A part les portraits peints de sa famille légués à son frère le cardinal Fesch, Madame Mère a légué à la ville d'Ajaccio la collection des photographies de sa famille. Ces photographies ont été faites à Nice par Léonard de Saint-Germain. Un album, grand format in-folio, en a été publié en 1866, sous le titre de : Album de la famille Bonaparte. Reproduction des portraits originaux légués à la ville d'Ajaccio par Madame Mère[11].

L'album comprend les sujets suivants :

Armoiries de la Corse.

Napoléon, empereur. Portrait en pied d'après Gérard.

Maison natale de Napoléon.

Napoléon Ier.
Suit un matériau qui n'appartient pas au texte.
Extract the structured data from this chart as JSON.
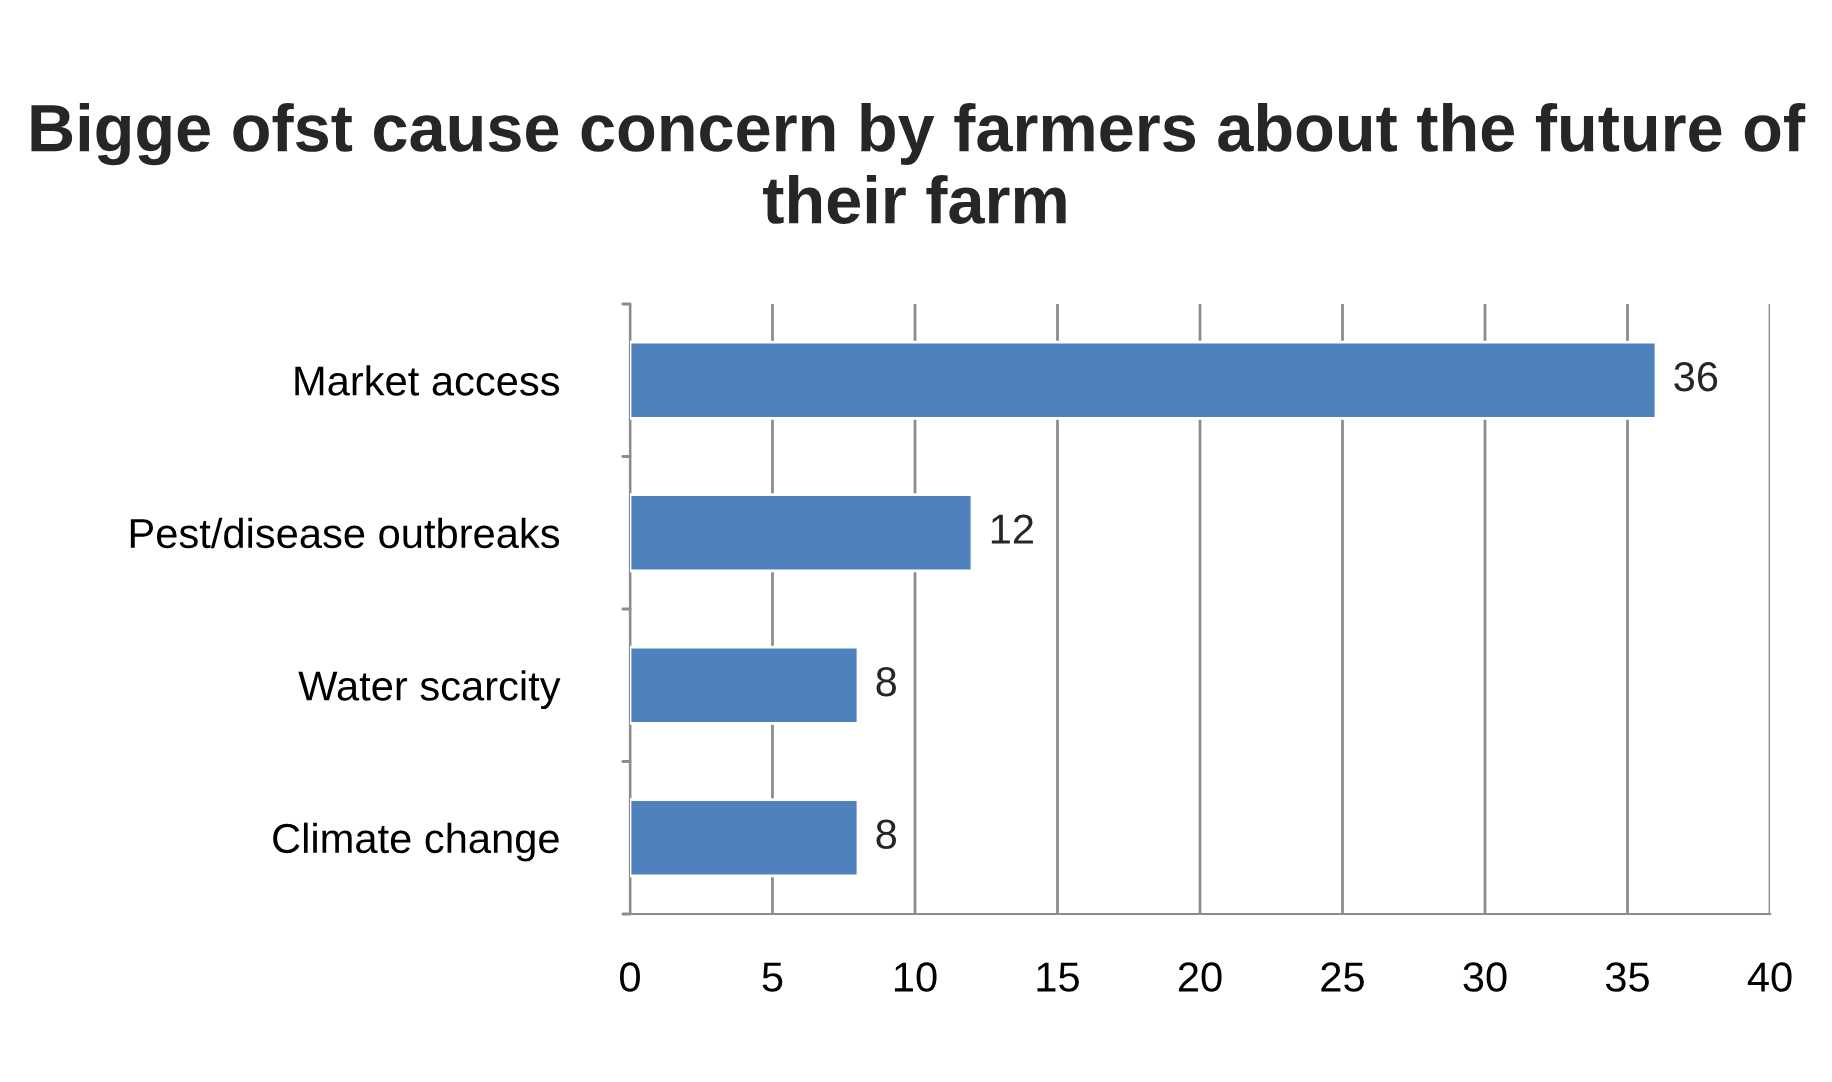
{
  "chart_data": {
    "type": "bar",
    "orientation": "horizontal",
    "title": "Bigge ofst cause concern by farmers about the future of their farm",
    "categories": [
      "Market access",
      "Pest/disease outbreaks",
      "Water scarcity",
      "Climate change"
    ],
    "values": [
      36,
      12,
      8,
      8
    ],
    "color": "#4f81bd",
    "xlim": [
      0,
      40
    ],
    "xticks": [
      0,
      5,
      10,
      15,
      20,
      25,
      30,
      35,
      40
    ],
    "grid": "x",
    "data_labels": true,
    "legend": false
  }
}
Statue équestre par le comte d'Orsay.

Madame Letizia Bonaparte (Mater Regum), d'après Gérard. (Musée d'Ajaccio.)

Napoléon Ier, d'après le buste de Chaudet.

Madame Mère (Napoleonis mater), Dessiné à Rome, 1835, par Charlotte Napoléon. (Collection de Braccini.)

Masque de Napoléon Ier moulé à Sainte-Hélène le 6 mai 1821 par le docteur Antommarchi.

Madame Mère, Buste par Canova. (Musée d'Ajaccio.)

Napoléon II (enfant), d'après le buste de Chaudet.

Charles Bonaparte (en pied), d'après Gérard. (Musée d'Ajaccio.)

Napoléon II. Miniature d'Isabey.

Acte de baptême de Napoléon Ier. (Archives de la Mairie.)

Napoléon II d'après le buste de Bartolini.

 

 



[1] Album donné par la princesse Charlotte Napoléon.

[2] Registre de correspondance du cardinal.

[3] Mémoires du roi Joseph, 1854, t. X, p. 378.

[4] Le cardinal Fesch, par l'abbé Lyonnet, t. II.

[5] Marie-Louise et le duc de Reichstadt, 1886, 5 vol. in-12.

[6] Mes relations avec le duc de Reichstadt. Paris, 1878.

[7] Le duc de Reichstadt, 1 vol. in-8°, Paris, 1832, chap. IX.

[8] Mémoires du roi Joseph, 1854, t. X, p. 382.

[9] Copie de la minute. — Registre de la correspondance.

[10] Copie de la traduction donnée par le comte Ramolino.

[11] Album photographié à Nice, 1866.